The providers are engaging but they are asking whether there is a cull in community education. I take it from what the Tánaiste said that she will look into this. The providers cannot afford the €5,000 fee. Many participants do not even have the money to travel to their training. Significant opportunities exist in child care because those who have completed FETAC level 6 are moving on. There is nobody coming in to take those places because there is no incentive and, therefore, the child care facilities are also under threat.

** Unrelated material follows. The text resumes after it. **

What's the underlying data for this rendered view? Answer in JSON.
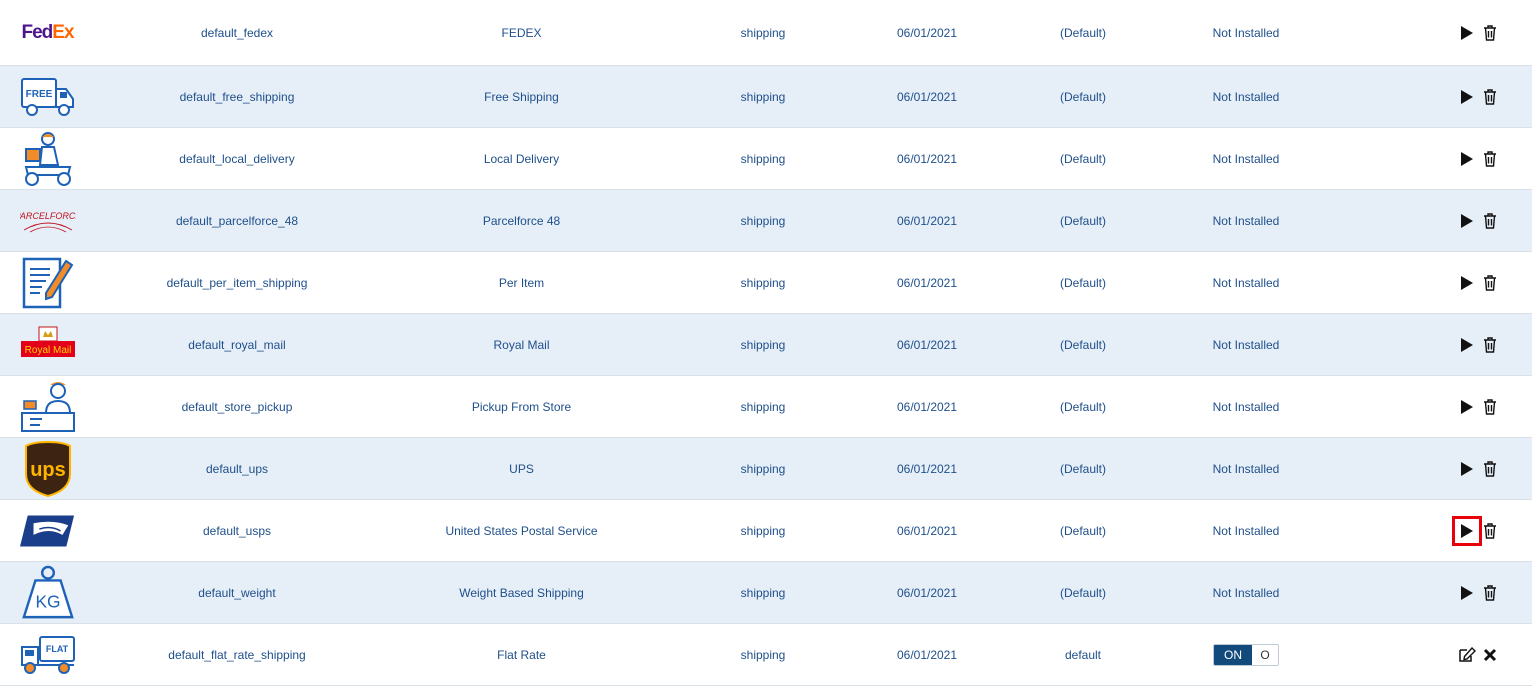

I acknowledge the Deputy's commitment to community development, which is very important. Regarding SOLAS and the new structure under construction, it is very important we have a quality qualifications network. I have worked very hard with officials from my Department to improve the qualifications structure in order that when people go on a community employment scheme for a prolonged period of time, the have an opportunity to get FETAC level 5 and, in some cases, FETAC level 6 qualifications and, as the Deputy said, progress further. I have discussed these issues with people from the Larkin Unemployed Centre and other community groups and organisations. The Department of Social Protection has developed a model of talking to stakeholders and groups and we meet them regularly, for example we had a five-hour session in Dublin Castle last Friday. SOLAS may undertake similar stakeholder meetings and the model might be useful to other Departments. I will examine this very important matter and return to the Deputy.